Tuesday, October 14, 2008

this blog is 4 1/2 years old. that is not an even number so I should not be looking back. but I still feel charged to speak of what I have gotten from this blog. everyday, I am stopped by people who say, aren't you the author of Tributary? naturally I say that I am, because I am. I write this blog full of vested insight, and old school content, and original typos that only I can produce. I write it completely. ok, I have someone who helps me with the adverbs but that is only because I am so busy as an international blogger, and who cares about adverbs anyway? I write tributary for you, The Fans. some of my fans say, can't you do more hard hitting accounts of yard sales. others want more lighthearted ruminations on death. I try to please all but it is not easy. sometimes I do not even want to write this blog, tho millions depend on me to supply them with cunning turns of phrase, whimsical assertions of fact, powerhouse criticism and all the other goodness one can find here. sometimes I just want to hang out with the cast of Cheers discussing the virtues of mentholated cigarettes. rarely do I dodge my duty and give Ted Danson and the gang a call. instead, I bear down, and effort a new posting of scintillant perspective and wit. Dear Reader, I have to admit, it gives me great joy giving YOU great joy. as I sit at Starbucks or the local library, listening to the chortles of pleasure and gasps of enlightenment as people read my latest words of wisdom, I feel a sense of satisfaction. I know that in my little way, I have made the world a better place. so thank you, Dear Reader, for being there (and there, and there, and there...). I vow that over the next 4 1/2 years I will continue to provide you intelligent posts full of delight and links to Youtube.
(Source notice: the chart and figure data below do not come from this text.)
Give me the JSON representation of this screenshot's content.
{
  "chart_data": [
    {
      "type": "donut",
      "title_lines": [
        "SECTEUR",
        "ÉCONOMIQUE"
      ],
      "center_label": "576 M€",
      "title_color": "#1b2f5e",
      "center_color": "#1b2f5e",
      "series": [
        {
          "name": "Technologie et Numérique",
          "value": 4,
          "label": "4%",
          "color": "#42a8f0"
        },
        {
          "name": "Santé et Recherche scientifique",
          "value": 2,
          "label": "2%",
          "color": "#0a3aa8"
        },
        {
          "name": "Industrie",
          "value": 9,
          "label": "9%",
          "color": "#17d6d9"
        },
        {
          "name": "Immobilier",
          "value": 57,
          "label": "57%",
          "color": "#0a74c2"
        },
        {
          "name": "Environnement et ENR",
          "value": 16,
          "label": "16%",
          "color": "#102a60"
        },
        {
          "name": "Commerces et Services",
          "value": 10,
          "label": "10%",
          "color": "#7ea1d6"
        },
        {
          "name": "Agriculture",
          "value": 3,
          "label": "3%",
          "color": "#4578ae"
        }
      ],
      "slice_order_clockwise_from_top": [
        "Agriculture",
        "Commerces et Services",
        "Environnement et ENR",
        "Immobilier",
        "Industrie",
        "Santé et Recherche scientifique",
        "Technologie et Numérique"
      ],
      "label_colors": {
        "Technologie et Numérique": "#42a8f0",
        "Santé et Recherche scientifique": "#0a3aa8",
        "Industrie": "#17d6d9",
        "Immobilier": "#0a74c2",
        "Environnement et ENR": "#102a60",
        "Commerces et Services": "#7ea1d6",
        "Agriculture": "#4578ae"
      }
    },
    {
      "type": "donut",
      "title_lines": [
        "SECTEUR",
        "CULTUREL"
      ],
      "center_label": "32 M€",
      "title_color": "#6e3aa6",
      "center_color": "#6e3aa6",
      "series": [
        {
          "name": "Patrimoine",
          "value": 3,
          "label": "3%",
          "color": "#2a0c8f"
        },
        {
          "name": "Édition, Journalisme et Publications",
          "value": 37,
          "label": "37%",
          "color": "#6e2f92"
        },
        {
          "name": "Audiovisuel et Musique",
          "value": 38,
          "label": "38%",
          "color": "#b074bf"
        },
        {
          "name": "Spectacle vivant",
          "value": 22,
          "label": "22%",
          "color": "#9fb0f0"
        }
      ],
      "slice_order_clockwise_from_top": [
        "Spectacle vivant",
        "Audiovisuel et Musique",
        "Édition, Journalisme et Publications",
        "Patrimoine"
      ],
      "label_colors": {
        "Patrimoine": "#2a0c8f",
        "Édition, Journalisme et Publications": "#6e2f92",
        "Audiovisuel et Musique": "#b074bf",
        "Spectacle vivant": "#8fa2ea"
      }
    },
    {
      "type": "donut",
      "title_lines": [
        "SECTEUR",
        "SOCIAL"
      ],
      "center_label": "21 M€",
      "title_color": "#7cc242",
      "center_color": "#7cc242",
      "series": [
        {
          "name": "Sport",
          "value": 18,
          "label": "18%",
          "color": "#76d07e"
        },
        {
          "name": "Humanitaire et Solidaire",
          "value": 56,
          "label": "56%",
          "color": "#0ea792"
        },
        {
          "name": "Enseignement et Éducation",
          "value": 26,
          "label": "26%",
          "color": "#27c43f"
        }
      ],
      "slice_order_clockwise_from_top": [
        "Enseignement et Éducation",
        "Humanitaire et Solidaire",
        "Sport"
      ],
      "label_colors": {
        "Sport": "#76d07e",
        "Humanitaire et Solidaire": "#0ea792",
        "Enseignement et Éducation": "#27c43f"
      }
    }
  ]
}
I want to continue to earn the ardour that you have given me since post one. so once again, I say Thanks!!!

Sunday, October 12, 2008

autumn always urges me to read English Romantics, I guess because the poems are so landscapey, and of a climate at least somewhat akin to New England. this has been a preternatural New England fall weekend, the colours seeming transcendent, with a similar emotional heft as when the spring flowers bloom. but one sees, alas, bumblebees doggedly gathering in the dahlias, still collecting pollen, but frail now, chilled and worn. I wonder a lot about Halloween and its appeal. the decorations arrive with the same early rush as Christmas now. people are going to pretty fancy lengths to decorate appropriately for the holiday, if I can call it that. Pottery Barn has a Halloween-inspired dinner table displayed, hi-gear accouterments like silver skulls at each place setting. apparently a market exists even for lavish dinner parties of a Halloweenish nature. I would not have thunk it. I guess I do not like Halloween because there is no thought behind it, no measure. a semi-ironic play with horror, and the opportunity to dress up, cosplay. but no acknowledgment of a Golden Bough dimension to the proceedings, just arch reference to scary. it seems like this time of harvest and fade deserves better attention, at least in the way that Thanksgiving or Christmas offer lip service to the underpinnings. bumblebees are dying with Puritan work ethic, and people are just sending unheeded consultations from the unconscious. well I guess I'm a poopypants, but there is such a poetic savour to this time, that the corny exultation of effect that is Halloween seems a poor substitute for the due confrontation. monsters... a remarkably chilling yard display that I saw years ago consisted of a life size human figure standing in the yard holding a rake or shovel. it just looked like an old man standing there, but somehow the inference was easy that his wife or a neighbourhood child was buried somewhere in the yard, or some other evil intention fulfilled. a damn sight more chilling than those gravestones for Frank N Stein. but what is the purpose or proposal of such a display? or how does that display fit anything we find necessary. I do not say it doesn't, I just ask how. poetry lives in a world of glum lack of horizon much of the time: centralized evocations of self-explanation, verbal pomade for some radiated trend, or other weak entries to the communal trough. Halloween grips us, it seems, but it has not made its vocabulary known. perhaps there's some reading to do.